Thursday, April 30, 2009

A reality check: Content writing doesn't bring enough of them (checks,that is)


I got a big wake-up call yesterday. During much of this year, I've been losing print clients, some big, some small. Many of them simply went out of business thanks to declining ad sales. Others became online only publications. And still others eliminated their freelance-writing budgets entirely.

This has been nerve-wracking. But I've been holding things together. It helps that I also have a full-time, part-time magazine-editing job that pays my mortgage.

Then yesterday, my top freelance client gave me the news I'd been dreading: This trade magazine, too, was cutting back. I'll still get freelance assignments from them. But instead of two a month, I'll probably end up with one every other month. That's a huge, painful drop.

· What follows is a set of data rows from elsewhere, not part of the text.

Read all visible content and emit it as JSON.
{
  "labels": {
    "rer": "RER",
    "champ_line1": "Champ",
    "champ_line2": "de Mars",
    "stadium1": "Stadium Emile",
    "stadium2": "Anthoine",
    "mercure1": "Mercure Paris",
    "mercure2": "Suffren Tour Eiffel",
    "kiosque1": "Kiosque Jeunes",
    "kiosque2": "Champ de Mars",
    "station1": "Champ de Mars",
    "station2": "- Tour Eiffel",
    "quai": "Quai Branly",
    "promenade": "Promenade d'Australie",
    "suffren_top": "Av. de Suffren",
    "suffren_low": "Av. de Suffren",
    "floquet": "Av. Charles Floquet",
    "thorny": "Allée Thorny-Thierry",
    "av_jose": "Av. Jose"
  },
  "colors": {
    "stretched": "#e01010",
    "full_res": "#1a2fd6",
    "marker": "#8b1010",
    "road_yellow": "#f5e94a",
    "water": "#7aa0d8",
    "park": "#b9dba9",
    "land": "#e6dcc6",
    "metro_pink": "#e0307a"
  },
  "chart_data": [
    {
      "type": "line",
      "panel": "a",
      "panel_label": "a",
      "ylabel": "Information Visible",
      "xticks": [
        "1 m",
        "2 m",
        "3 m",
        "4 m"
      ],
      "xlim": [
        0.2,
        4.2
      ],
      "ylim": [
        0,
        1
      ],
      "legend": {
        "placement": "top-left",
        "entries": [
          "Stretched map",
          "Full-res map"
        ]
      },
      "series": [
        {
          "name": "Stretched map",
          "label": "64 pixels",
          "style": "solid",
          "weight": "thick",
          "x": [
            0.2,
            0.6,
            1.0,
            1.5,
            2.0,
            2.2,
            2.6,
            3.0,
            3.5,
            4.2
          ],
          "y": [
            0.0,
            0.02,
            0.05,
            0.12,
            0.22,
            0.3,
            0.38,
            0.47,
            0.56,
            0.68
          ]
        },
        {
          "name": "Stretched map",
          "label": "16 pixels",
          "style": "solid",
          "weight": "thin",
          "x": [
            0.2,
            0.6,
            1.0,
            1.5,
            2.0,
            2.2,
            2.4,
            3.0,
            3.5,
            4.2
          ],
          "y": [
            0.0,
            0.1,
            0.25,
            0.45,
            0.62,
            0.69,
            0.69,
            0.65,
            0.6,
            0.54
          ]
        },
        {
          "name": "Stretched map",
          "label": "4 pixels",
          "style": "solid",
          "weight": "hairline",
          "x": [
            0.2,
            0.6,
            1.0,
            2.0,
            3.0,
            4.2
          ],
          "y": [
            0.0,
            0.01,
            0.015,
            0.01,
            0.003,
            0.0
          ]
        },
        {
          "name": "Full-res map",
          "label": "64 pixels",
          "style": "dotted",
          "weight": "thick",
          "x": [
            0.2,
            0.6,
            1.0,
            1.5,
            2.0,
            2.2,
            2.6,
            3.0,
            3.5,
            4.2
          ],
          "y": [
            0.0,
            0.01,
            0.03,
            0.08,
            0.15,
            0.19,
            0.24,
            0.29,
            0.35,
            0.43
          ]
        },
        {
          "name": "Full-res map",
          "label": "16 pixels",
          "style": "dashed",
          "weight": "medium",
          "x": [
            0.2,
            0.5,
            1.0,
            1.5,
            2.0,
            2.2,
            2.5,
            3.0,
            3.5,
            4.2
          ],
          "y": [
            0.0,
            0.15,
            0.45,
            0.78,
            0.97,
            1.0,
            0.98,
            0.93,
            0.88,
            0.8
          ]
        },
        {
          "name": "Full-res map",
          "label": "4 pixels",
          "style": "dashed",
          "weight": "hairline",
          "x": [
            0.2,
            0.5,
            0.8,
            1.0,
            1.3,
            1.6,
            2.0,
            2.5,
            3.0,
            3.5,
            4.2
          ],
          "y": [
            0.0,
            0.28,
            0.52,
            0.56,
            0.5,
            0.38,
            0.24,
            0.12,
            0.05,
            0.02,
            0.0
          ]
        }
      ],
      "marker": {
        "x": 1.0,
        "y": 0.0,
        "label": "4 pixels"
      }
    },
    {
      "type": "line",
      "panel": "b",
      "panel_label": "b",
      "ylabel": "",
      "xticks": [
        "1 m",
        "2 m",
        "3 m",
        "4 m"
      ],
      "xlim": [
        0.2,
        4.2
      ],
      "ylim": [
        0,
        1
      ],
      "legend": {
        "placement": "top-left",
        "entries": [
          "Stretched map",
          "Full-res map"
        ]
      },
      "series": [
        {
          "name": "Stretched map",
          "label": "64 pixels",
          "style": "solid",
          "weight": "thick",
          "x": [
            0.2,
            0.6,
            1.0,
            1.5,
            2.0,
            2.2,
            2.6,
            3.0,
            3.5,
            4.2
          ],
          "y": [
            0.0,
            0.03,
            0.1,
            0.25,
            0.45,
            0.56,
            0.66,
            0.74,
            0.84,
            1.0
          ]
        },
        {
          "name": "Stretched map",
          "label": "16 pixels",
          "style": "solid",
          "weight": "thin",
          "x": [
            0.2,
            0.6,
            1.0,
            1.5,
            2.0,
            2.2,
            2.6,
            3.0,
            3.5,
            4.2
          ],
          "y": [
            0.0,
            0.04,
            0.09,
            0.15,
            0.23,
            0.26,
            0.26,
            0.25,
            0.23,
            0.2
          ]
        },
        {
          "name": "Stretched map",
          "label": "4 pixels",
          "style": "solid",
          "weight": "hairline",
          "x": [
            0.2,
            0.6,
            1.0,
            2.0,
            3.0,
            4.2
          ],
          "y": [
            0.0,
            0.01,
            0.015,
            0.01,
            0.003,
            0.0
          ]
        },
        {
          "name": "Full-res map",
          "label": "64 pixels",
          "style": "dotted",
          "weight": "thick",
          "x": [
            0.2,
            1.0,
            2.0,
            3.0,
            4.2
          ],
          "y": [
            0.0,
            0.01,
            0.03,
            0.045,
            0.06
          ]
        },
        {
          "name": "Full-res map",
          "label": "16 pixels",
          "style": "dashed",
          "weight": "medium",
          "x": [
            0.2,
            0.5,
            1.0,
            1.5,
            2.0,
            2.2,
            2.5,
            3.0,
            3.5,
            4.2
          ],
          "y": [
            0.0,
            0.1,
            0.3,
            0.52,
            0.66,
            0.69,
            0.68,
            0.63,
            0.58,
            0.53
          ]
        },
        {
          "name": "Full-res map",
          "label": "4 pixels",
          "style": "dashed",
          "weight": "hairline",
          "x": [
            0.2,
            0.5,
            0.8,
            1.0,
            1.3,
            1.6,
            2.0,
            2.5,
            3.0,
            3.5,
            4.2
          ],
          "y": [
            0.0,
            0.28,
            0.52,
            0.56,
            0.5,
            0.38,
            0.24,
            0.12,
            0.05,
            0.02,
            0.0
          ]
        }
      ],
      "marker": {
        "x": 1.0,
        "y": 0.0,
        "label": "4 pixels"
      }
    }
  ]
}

It's sent me back to the world of pitching again. Yesterday I had some success: A real estate agent is interested in having me ghostwrite his blog for him. A newspaper chain may have me write a weekly real estate column for them. And a book publisher might hire me out to write a chapter or two in one of its trivia books.

I felt better at the end of the day, though still nervous. There's no guarantee that any of the above three projects will come to fruition.

What I didn't do yesterday was any content writing for Suite 101, Examiner.com, Demand Studios or any of my niche blogs. When faced with the loss of some very real dollars, the content writing just didn't seem worth it. The payoff is too low.

It reminds me that while experimenting with content writing is OK, relying on it for any serious money is a mistake. When things get tight, it's time to go back to the basics of pitching stories to new publications and reconnecting with editors you've worked with in the past. It's the only way to recover when you've lost a well-paying regular client.